Lemon / Lime (AU - Alternate Universe)


Previous story :




o   O   O   O   o




Ballroom hotel kian ramai setelah acara tiup lilin berganti menjadi ramah tamah. Para tamu yang telah memberikan ucapan selamat kepada Chaerin berbondong berkumpul membentuk sekutu masing-masing sembari menikmati hidangan yang telah tersedia. Rata-rata mereka adalah kolega orang tua Chaerin yang sengaja diundang untuk memperingati hari jadi Chaerin, yang juga berarti memiliki rentan usia jauh di atas sang pemilik hari bahagia tersebut.



Rasanya kesal sekali. Hari itu adalah hari peringatan kelahiran Chaerin, tetapi yang ikut merayakan hanya pria dan wanita dewasa yang tidak ia kenal. Tapi mau bagaimana lagi, semua ada ditangan Ibu dan Ayahnya. Chaerin sebagai tuan putri dihari itu hanya bisa mengikuti tanpa bisa berkomentar.
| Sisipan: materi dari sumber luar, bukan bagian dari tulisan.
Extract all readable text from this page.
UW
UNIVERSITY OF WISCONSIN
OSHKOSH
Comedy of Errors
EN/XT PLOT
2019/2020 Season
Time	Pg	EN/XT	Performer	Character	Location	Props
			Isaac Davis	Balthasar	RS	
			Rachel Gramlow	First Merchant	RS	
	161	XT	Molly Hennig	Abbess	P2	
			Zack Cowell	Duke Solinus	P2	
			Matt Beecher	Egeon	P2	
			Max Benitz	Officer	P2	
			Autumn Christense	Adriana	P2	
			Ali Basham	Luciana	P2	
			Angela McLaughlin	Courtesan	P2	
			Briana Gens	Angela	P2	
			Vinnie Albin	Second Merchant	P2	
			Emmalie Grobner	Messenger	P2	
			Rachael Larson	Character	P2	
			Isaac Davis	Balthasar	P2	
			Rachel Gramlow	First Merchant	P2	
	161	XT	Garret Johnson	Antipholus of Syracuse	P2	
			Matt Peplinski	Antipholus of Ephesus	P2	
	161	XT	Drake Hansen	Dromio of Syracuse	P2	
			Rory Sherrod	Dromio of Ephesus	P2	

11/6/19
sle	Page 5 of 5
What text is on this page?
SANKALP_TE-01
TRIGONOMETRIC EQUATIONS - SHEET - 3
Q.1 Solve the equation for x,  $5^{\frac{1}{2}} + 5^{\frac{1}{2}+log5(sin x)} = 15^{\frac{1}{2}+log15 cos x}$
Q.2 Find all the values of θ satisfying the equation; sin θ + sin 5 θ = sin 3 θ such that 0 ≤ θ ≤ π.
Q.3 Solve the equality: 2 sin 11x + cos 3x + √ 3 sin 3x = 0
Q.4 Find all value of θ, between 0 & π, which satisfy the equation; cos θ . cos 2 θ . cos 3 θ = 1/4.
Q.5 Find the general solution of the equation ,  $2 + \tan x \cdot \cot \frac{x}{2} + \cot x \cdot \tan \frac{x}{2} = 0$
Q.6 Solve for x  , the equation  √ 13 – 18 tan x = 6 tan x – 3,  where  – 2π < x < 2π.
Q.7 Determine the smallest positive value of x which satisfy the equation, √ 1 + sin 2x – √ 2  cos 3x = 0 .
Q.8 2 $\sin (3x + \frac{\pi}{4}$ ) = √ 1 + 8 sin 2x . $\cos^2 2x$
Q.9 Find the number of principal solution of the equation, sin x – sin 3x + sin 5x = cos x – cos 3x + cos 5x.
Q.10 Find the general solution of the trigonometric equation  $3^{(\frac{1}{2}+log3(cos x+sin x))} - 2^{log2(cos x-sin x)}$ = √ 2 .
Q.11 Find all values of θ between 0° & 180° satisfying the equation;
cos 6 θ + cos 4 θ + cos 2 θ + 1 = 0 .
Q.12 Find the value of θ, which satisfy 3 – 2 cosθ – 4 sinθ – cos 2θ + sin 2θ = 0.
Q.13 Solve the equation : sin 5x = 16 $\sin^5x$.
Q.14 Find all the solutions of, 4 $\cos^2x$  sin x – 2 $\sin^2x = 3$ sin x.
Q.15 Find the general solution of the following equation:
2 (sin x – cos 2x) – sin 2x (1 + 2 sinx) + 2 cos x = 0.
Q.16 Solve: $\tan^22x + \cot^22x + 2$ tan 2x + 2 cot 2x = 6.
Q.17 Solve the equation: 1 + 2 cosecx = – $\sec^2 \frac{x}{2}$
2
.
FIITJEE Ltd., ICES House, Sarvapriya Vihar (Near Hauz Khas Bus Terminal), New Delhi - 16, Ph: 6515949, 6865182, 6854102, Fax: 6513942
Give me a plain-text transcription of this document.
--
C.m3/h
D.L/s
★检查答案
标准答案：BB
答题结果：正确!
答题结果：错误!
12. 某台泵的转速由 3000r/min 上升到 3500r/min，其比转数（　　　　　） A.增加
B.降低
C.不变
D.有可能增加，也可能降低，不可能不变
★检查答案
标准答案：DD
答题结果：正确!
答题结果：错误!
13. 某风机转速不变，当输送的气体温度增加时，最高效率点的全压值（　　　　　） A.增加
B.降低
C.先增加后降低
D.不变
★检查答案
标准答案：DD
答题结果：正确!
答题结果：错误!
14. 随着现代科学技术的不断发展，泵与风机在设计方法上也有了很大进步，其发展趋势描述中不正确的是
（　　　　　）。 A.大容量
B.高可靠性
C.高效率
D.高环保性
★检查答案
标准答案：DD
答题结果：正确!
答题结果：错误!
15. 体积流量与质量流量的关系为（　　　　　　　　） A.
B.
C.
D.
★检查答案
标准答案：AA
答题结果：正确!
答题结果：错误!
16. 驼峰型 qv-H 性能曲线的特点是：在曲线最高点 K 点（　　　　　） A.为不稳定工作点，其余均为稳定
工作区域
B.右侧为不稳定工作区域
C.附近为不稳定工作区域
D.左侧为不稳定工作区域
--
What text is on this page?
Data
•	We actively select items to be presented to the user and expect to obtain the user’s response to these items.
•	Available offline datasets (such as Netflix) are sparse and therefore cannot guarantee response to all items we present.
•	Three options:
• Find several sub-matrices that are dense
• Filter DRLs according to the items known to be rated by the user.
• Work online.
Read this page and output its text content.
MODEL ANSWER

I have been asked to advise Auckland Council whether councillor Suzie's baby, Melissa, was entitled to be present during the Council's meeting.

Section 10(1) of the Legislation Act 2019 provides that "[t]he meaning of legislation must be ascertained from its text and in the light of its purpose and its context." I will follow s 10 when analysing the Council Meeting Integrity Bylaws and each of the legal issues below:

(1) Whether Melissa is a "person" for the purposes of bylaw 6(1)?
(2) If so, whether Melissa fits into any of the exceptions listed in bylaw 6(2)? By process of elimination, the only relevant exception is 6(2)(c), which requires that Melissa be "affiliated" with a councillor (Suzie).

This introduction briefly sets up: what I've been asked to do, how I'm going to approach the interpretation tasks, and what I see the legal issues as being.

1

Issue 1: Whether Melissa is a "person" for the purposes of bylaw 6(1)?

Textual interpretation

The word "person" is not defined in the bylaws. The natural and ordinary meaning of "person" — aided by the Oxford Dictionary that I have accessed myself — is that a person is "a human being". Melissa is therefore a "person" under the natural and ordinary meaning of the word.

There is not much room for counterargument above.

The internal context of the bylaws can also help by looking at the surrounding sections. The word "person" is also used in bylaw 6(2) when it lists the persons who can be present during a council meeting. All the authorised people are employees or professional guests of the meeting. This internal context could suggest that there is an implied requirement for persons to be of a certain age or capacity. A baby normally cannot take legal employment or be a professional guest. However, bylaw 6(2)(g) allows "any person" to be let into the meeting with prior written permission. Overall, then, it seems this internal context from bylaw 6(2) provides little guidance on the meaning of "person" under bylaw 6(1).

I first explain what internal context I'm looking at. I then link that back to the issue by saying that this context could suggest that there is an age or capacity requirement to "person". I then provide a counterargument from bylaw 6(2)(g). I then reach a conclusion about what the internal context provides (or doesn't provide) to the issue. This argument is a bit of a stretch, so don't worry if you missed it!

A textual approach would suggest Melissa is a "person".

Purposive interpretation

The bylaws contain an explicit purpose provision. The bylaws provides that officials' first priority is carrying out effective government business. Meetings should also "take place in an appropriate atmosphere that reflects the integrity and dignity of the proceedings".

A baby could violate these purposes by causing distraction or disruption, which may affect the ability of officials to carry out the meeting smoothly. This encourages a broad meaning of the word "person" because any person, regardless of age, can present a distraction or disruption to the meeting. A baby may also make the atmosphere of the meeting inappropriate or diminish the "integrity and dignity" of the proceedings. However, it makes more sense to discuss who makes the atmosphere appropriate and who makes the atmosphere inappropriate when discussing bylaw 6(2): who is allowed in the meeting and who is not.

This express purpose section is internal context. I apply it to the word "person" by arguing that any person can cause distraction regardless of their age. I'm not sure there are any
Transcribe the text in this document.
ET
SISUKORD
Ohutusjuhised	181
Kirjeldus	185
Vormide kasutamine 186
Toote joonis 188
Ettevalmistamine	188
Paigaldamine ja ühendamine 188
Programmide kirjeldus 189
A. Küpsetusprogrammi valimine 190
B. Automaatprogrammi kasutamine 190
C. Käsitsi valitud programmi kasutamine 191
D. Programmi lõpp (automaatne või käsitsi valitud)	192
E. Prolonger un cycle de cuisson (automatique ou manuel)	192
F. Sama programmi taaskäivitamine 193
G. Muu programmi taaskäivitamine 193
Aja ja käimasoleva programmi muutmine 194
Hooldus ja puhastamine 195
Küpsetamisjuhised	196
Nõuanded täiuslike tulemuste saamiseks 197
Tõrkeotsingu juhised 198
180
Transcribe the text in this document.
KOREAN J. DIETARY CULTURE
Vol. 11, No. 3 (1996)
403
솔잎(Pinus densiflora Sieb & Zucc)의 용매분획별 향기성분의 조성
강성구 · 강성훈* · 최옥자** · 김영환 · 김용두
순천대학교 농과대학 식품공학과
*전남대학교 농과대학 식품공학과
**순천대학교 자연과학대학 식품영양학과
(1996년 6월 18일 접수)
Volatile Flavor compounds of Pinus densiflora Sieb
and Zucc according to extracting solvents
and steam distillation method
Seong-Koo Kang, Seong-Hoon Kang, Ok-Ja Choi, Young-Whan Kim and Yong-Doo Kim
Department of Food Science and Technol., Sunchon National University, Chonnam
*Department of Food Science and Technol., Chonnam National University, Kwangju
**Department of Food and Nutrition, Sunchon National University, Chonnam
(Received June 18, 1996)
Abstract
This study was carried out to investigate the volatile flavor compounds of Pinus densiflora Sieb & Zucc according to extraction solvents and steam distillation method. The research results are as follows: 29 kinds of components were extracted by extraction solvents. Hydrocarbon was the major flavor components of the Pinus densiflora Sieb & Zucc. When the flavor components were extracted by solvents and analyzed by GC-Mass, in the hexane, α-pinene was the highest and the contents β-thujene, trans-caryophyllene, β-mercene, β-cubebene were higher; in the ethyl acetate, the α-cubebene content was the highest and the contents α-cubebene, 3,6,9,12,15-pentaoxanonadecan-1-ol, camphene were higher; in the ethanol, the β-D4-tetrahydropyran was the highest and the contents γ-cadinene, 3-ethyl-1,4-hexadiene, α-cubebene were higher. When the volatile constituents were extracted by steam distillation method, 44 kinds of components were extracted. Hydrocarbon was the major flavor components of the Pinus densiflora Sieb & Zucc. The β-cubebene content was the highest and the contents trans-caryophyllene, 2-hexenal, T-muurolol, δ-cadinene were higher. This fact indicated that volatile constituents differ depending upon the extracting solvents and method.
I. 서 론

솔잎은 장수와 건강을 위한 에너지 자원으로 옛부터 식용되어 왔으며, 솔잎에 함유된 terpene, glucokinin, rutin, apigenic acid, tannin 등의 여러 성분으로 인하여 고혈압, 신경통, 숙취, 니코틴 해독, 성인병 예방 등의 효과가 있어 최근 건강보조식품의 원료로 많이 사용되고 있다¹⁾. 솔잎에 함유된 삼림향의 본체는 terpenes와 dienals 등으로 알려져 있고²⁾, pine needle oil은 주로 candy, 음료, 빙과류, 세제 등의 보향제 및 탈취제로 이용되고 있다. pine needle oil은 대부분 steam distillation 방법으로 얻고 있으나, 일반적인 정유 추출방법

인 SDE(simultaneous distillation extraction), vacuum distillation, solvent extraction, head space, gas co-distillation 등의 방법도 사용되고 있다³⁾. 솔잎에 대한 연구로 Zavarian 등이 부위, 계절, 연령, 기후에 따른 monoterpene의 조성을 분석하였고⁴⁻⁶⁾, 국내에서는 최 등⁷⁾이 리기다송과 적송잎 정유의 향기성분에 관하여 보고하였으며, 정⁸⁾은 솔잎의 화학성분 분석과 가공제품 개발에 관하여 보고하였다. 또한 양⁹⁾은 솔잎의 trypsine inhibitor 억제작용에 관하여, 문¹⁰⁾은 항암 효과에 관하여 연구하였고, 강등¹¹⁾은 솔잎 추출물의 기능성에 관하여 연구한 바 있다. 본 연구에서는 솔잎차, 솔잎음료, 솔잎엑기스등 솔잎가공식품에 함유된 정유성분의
Untung saja sang Ibu masih teringat dengan Taehyung dan Gyuri yang sudah menjadi sahabat Chaerin. Jika tidak, mungkin Chaerin akan mati bosan tanpa ada satu pun orang yang ia kenal. Ugh... belum lagi para orang tua itu yang mencoba mengenalkan anak mereka dengan Chaerin. Ia seperti ingin menyiram mereka dengan wine yang disajikan. Menjijikan sekali mereka. Hanya untuk keuntungan bisnis mereka rela menjual anak mereka. Tsk!



“Kenapa cemberut begitu Putri Chaerin?”



Chaerin melotot saat Taehyung dengan terang-terangan meledeknya.



“Diam kau Kim!”



Taehyung tergelak geli. Gyuri yang berada di sampingnya memukul lengan sahabatnya itu untuk menghentikan kejailan Taehyung yang dapat berujung pada malapetaka.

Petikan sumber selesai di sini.